I was born in the UK in the early 1960s with a condition called hemifacial microsomia as well as a heart murmur, deafness, two different sized ears and an additional smaller ear located next to my left ear. I also had partial blindness in one eye and the other eye was smaller with part of the eyelid missing.
My surgeries began when I was just 9 months old and continued until well into my late 20s. My case was considered extremely rare and, throughout the years, my mother was asked if she could take me to many teaching hospitals for student doctors to examine me.

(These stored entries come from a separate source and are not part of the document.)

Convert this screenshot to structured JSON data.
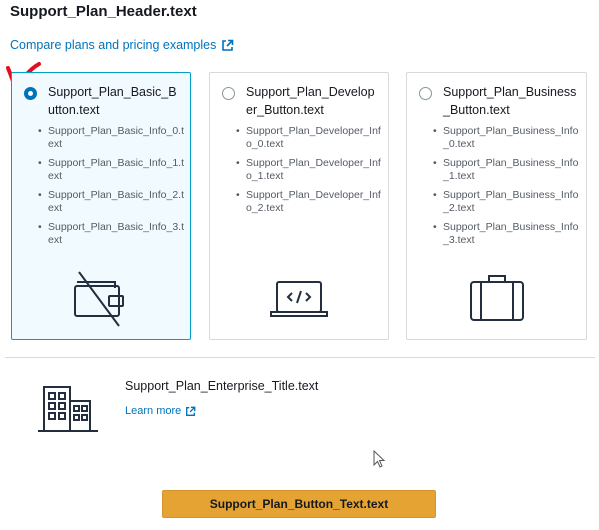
{
  "header": {
    "title": "Support_Plan_Header.text"
  },
  "compare_link": {
    "label": "Compare plans and pricing examples",
    "icon": "external-link-icon"
  },
  "plans": [
    {
      "title": "Support_Plan_Basic_Button.text",
      "selected": true,
      "info": [
        "Support_Plan_Basic_Info_0.text",
        "Support_Plan_Basic_Info_1.text",
        "Support_Plan_Basic_Info_2.text",
        "Support_Plan_Basic_Info_3.text"
      ],
      "icon": "no-cost-wallet-icon"
    },
    {
      "title": "Support_Plan_Developer_Button.text",
      "selected": false,
      "info": [
        "Support_Plan_Developer_Info_0.text",
        "Support_Plan_Developer_Info_1.text",
        "Support_Plan_Developer_Info_2.text"
      ],
      "icon": "laptop-code-icon"
    },
    {
      "title": "Support_Plan_Business_Button.text",
      "selected": false,
      "info": [
        "Support_Plan_Business_Info_0.text",
        "Support_Plan_Business_Info_1.text",
        "Support_Plan_Business_Info_2.text",
        "Support_Plan_Business_Info_3.text"
      ],
      "icon": "briefcase-icon"
    }
  ],
  "enterprise": {
    "title": "Support_Plan_Enterprise_Title.text",
    "learn_more": "Learn more",
    "icon": "office-building-icon"
  },
  "primary_button": {
    "label": "Support_Plan_Button_Text.text"
  },
  "colors": {
    "link": "#0073bb",
    "selected_border": "#00a1c9",
    "selected_bg": "#f1faff",
    "button": "#e5a333",
    "annotation": "#e0101e"
  }
}
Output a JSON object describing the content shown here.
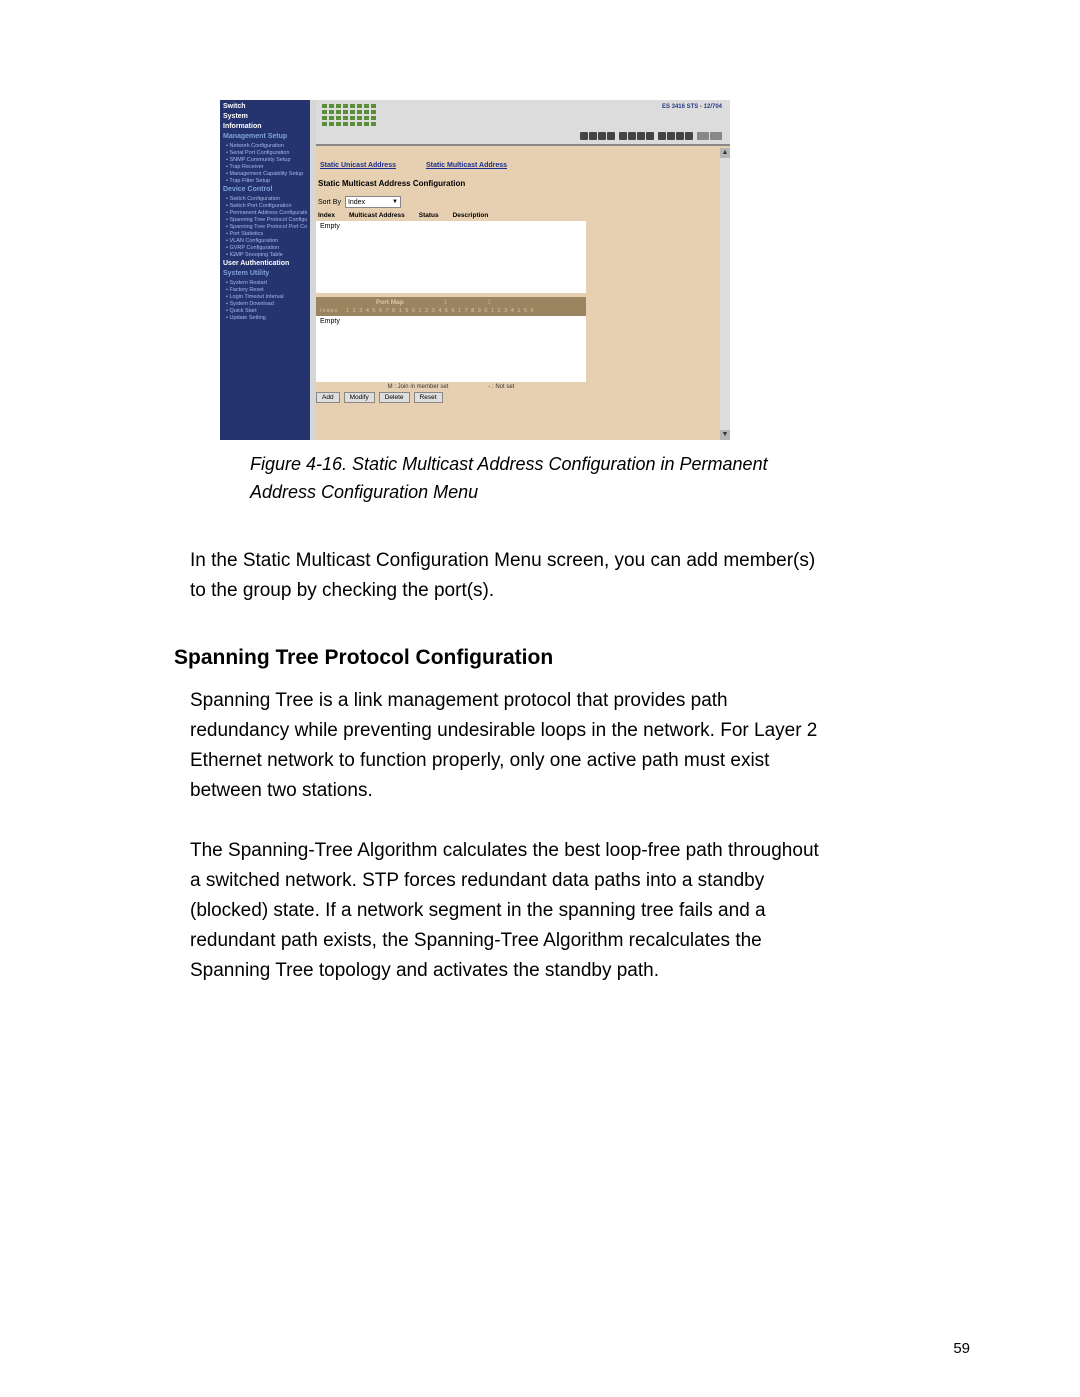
{
  "figure": {
    "caption": "Figure 4-16. Static Multicast Address Configuration in Permanent Address Configuration Menu",
    "sidebar": {
      "headers": [
        "Switch",
        "System",
        "Information",
        "Management Setup",
        "Device Control",
        "User Authentication",
        "System Utility"
      ],
      "items_setup": [
        "Network Configuration",
        "Serial Port Configuration",
        "SNMP Community Setup",
        "Trap Receiver",
        "Management Capability Setup",
        "Trap Filter Setup"
      ],
      "items_device": [
        "Switch Configuration",
        "Switch Port Configuration",
        "Permanent Address Configuration",
        "Spanning Tree Protocol Configuration",
        "Spanning Tree Protocol Port Configuration",
        "Port Statistics",
        "VLAN Configuration",
        "GVRP Configuration",
        "IGMP Snooping Table"
      ],
      "items_utility": [
        "System Restart",
        "Factory Reset",
        "Login Timeout Interval",
        "System Download",
        "Quick Start",
        "Update Setting"
      ]
    },
    "header": {
      "model": "ES 3416 STS - 12/704"
    },
    "main": {
      "tabs": {
        "unicast": "Static Unicast Address",
        "multicast": "Static Multicast Address"
      },
      "title": "Static Multicast Address Configuration",
      "sort_label": "Sort By",
      "sort_value": "Index",
      "columns": {
        "index": "Index",
        "addr": "Multicast Address",
        "status": "Status",
        "desc": "Description"
      },
      "empty": "Empty",
      "portmap_title": "Port Map",
      "portmap_index": "Index",
      "port_numbers": "1 2 3 4 5 6 7 8 1 9 0 1 2 3 4 5 6 1 7 8 9 0 1 2 3 4 1 5 6",
      "empty2": "Empty",
      "legend_m": "M : Join in member set",
      "legend_dash": "- : Not set",
      "buttons": {
        "add": "Add",
        "modify": "Modify",
        "delete": "Delete",
        "reset": "Reset"
      }
    }
  },
  "body": {
    "p1": "In the Static Multicast Configuration Menu screen, you can add member(s) to the group by checking the port(s).",
    "h2": "Spanning Tree Protocol Configuration",
    "p2": "Spanning Tree is a link management protocol that provides path redundancy while preventing undesirable loops in the network. For Layer 2 Ethernet network to function properly, only one active path must exist between two stations.",
    "p3": "The Spanning-Tree Algorithm calculates the best loop-free path throughout a switched network.  STP forces redundant data paths into a standby (blocked) state. If a network segment in the spanning tree fails and a redundant path exists, the Spanning-Tree Algorithm recalculates the Spanning Tree topology and activates the standby path."
  },
  "page_number": "59"
}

School life, apart from the many operations, was what I found most challenging. From a very young age, I wore hearing aids, which were nothing like they are today. Mine were connected from a compact box which was held in a brace strapped to my chest with wires reaching into each ear.
Doctors advised my parents to send me to school for deaf children. The school was far away from where we lived and, as I had been in and out of hospital for long periods of time, my parents wanted me to live at home.
So I started at the local infant school instead. My parents explained to the staff about my condition and my deafness and they asked that I be placed at the front on the class to help me to understand what was being said.
It was not long before I realised, I was different from everyone else. Children started to stare and mimic my facial expressions. Some would ask questions, some would just say, “You have a funny face.” Some would just laugh. My mum always told me to say that, ‘‘I was born this way” but I was a very shy girl, so I would just turn away and say nothing.
Children soon started to call me names, which did take a toll on me. I felt hurt, embarrassed, shy and I resented the way I looked. All I wanted was to be ‘normal’ and fit in.
I was lucky to make some true friends who always reassured me that those children were bullies and to ignore them. These feelings of hurt carried on for many years throughout my school life, I just learned to live with them better.
Thankfully, my friends always made me feel good about myself and I enjoyed their company. As time went on, I began to feel stronger, a little more confident in myself and I focused on my schoolwork and ignored the bullies.
As my confidence grew, I became more outgoing and I started to develop ways to cope with people’s comments and stares. Sometimes, I would explain to people why I looked different, which I felt helped them to understand what life is like for someone with a visible difference. If people stared at me, I would smile back at them and this would often break the stare.
I was extremely blessed to have a wonderful and loving family who fully supported me every step of the way too.
A few years ago, a medical photographer (who I regularly met at my hospital appointments) suggested that I tell my story to help others who may have faced similar challenges to me. I had never thought about telling my story before as my childhood was so difficult.
As the years had gone by, I never felt the urge to revisit my past. But a seed had been planted that I couldn’t ignore and I decided to do it.
The thought of writing my life story seemed quite surreal. I must confess that I am not a great reader myself and the idea of putting a biography together was very daunting. I spent many evenings in my room, going through the events of my life and typing up notes.
Writing about my childhood made me realise how strong I have become and how having a visible difference has really made me the person I am today.
I felt immensely proud to finish my book and have it published. I hope that my memoir will help others facing similar challenges. I believe there is nothing wrong with trying to make yourself feel better, whether it be with make-up, clothes, hair.
But the most important thing is to be kind to yourself. Beauty is within and people will see that if you let them. Be happy, smile and never let anything hold you back. But most of all, be you.